Labor is pushing back harder. When Hyundai announced in January that it would deploy Atlas humanoid robots across car factories, the Hyundai Motor Group union protested: "Without labor-management agreement, not a single robot using new technology will be allowed to enter the workplace." Yet 64% of South Koreans fear AI will displace human workers and worsen inequality, even as 52% believe it could increase productivity (per the Stanford AI Index). The contradiction is lived experience: workers adopt AI tools at their jobs out of fear of falling behind, while fearing the technology will eliminate their roles.

The government's 2024 AI Basic Act prioritizes development over regulation. Seventy percent of South Koreans say advancing science through AI innovation matters more than protecting industries through regulation (per Stanford AI Index 2026). This reflects a national conviction born from postwar history: technology lifted South Korea from poverty into a semiconductor superpower. The stakes feel existential.

Audit your deployment velocity against South Korea's blind spots

South Korea's experience shows what happens when economic incentive aligns with cultural optimism and national policy removes friction. It also shows what goes missing: impact testing, labor consultation, privacy-by-design, and mitigation for job displacement. A 29-year-old insurance agent in Seoul told the author she uses ChatGPT to read her fortune and trade stocks while simultaneously fearing AI will eliminate her job. She captures the bind: useful today, terrifying tomorrow, no plan in between.

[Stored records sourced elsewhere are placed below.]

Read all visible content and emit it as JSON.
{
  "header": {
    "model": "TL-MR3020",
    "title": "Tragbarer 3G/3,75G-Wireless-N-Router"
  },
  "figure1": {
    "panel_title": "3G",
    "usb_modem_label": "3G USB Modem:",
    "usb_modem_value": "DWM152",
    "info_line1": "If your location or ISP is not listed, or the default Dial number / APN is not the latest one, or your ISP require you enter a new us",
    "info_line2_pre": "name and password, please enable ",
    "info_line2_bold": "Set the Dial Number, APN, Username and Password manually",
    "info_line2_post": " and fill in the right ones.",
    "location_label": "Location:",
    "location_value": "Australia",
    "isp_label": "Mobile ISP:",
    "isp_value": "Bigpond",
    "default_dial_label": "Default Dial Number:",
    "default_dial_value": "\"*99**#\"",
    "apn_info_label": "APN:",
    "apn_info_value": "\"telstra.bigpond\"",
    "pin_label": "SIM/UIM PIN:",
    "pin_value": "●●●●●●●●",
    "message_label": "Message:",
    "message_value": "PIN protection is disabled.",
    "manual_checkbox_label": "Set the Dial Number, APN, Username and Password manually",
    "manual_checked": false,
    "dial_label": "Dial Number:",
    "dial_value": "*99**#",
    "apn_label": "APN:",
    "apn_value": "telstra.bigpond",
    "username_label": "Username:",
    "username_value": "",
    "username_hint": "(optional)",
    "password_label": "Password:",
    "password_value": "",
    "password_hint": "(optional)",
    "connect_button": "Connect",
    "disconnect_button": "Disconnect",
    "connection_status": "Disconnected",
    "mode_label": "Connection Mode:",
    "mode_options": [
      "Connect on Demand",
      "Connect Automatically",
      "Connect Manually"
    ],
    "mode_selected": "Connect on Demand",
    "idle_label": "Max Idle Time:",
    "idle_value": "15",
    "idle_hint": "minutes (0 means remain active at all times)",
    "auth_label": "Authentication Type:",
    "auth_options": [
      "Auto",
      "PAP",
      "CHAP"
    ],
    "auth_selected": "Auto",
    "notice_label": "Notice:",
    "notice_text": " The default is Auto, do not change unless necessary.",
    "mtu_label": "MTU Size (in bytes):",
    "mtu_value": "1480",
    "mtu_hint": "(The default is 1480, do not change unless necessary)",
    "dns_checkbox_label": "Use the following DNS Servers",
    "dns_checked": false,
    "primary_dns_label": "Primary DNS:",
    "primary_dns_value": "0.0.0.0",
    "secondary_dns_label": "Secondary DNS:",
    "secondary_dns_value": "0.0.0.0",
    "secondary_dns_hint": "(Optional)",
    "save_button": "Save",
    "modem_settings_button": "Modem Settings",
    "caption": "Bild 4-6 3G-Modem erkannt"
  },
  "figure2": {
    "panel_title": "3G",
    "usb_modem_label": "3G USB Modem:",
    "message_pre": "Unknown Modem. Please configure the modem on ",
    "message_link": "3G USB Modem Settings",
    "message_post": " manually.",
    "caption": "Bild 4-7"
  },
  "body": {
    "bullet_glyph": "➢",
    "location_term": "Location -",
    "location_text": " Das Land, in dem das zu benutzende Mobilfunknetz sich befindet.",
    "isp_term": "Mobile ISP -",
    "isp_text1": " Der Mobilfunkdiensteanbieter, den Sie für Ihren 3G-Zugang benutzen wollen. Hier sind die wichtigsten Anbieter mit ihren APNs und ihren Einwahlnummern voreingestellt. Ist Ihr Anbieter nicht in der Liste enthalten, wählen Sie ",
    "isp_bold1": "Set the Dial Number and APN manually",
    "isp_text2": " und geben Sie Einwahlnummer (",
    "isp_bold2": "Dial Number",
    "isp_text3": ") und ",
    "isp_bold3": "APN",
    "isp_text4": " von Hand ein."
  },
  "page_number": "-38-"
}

If you are deploying AI at scale in enterprise or government, South Korea's 2025 textbook failure is instructive. Speed without testing creates two casualties: user trust and the workers affected by the system. Jeon notes: "Because the national agenda on AI prioritizes economic development, there isn't much reflection on the social, political, ethical dimensions of the technology." That reflection takes time. The question is whether you build it in or face backlash later.